I finally stopped talking myself out of cutting the expensive stuff. I don't remember how much I paid for the pinstripe, but I didn't buy heaps of it, so it couldn't have been that cheap. And of course, the coutil, which costs more than any other fabric I have ever purchased... But yeah, I finally did it. I quit making mock ups and went in for the real deal.

99.9% of the instructions came from Lucy's Corsetry videos. She has fantastic explanations of putting everything together, inserting the busk and waist tape, grommets, bones, everything. I have learned some wonderful lessons from her videos.

I had planned to do an instructional entry on how I put this together, but I don't feel that I am comfortable enough or familiar enough with the process to properly explain anything that I did. But, here are some photos and brief descriptions of my personal journey building my first real corset.


Here are my pattern pieces. I have labelled them with their number (1 is the front panel, 6 is the back panel). These are the stitch line pieces.


I have two versions of each piece. The blue ones include my seam allowance. This allows me to trace everything out as close as possible to reduce waste. I traced these out first, and then placed the stitch line pieces inside and traced them.



My pieces are all nice and snug. I kept the waist line perpendicular to the stripes on each piece so that my pin stripes will be nicely vertical on the finished corset, and not at funny angles. My pieces also alternate direction to reduce twisting. I did the same with all my layers. Because the pattern on this fabric doesn't have an "up and down", I can do this with the fashion layer too. Obviously, if your fashion layer has an image with a definite "up and down", you can't do this with that layer! But doing so with the interior layers will still prevent twisting in the finished corset.



Here is my pinstripe. I tried really hard to make sure that my pieces were straight with the stripes. I did tidy this up, as I noticed that my front edge on this piece was a little off. My chalk made a huge mess all over my table... white dust everywhere. I used the chalk on the fashion layer so it will disappear like a ninja... without a trace (that one is for you, Char!). White pencil crayon was used on the coutil layer, because that is going to be hidden by the lining, and I don't want to lose my lines after I have manhandled the fabric.



A bunch of the pieces pinned.

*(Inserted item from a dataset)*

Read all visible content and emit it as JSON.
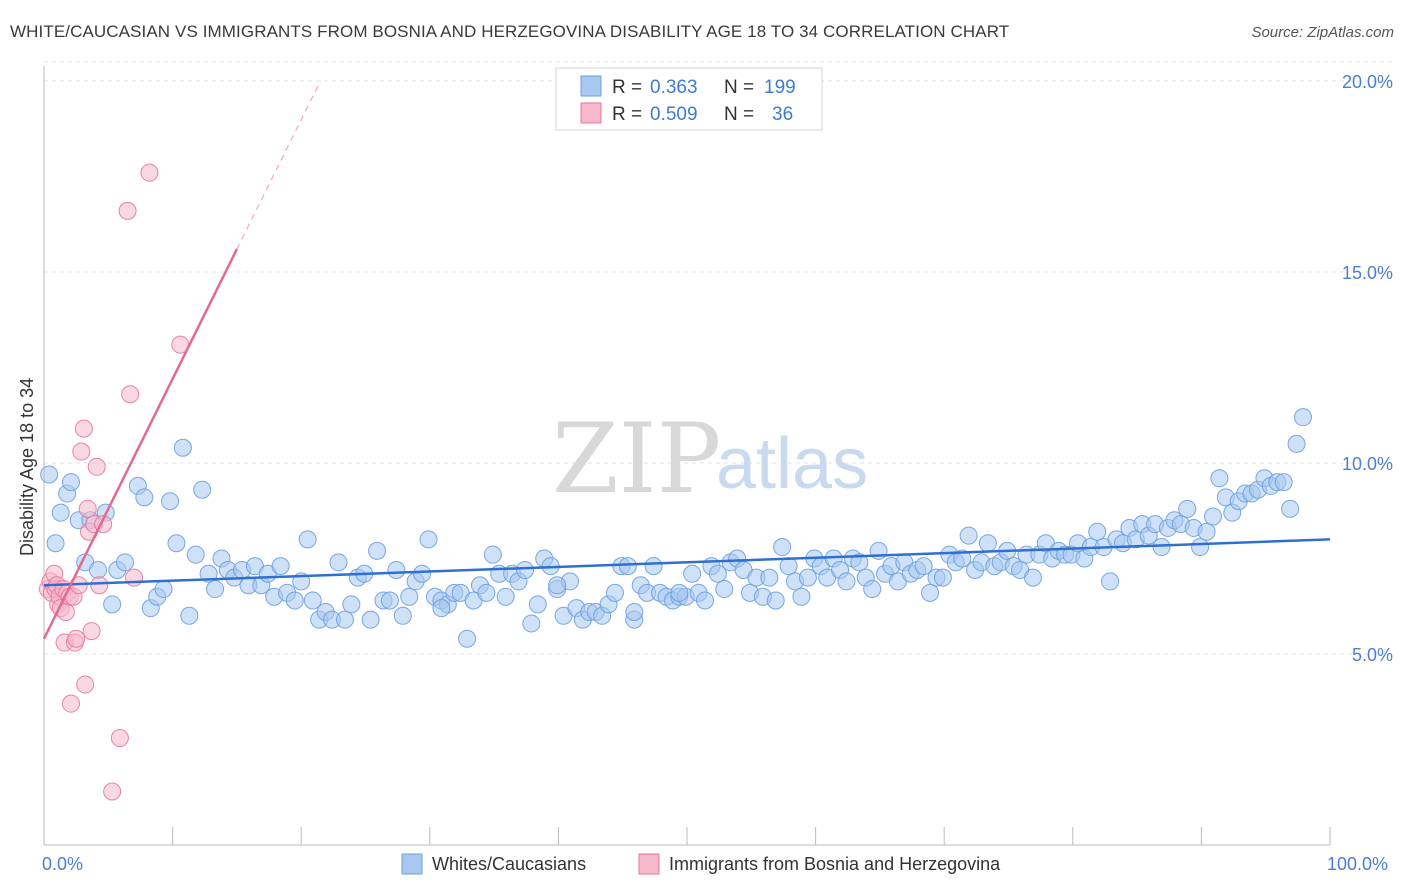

I carefully pinned exactly on the line, matching the waist line and stitch lines on both layers.



I labelled every piece. How ever you label it, as long as it makes sense to you the next day, next week, or whenever you come back to it next, have at 'er. For me, an arrow pointing to the top, and two numbers worked well.

The first number is where the piece fits in sequence. I have 6 pieces per side, with 1 being at the front, 6 being at the back. The second number indicates if the piece is on the left or right side. I didn't want to fuss with "is right when I am wearing it or looking at it?" or any other ambiguity, I decided that one side would be "1" and the other side "2". So, my pieces are all numbered 1-1, 2-1, 3-1, etc for one side, and 1-2, 2-2, 3-2, etc for the other side. My lining pieces will be marked the same way, but with and "L" added so I know that those are lining pieces. That is important for the front and back panels, as they will have the same pinstripe fabric as the outer layer and I don't want to confuse the two. This method worked well for me. Find what ever works for you. But do label them. If you remember one thing, let it be that. Label your pieces so you know what side and what sequence and what direction. I have sewn pieces in upside down or in the wrong order before. It was awful.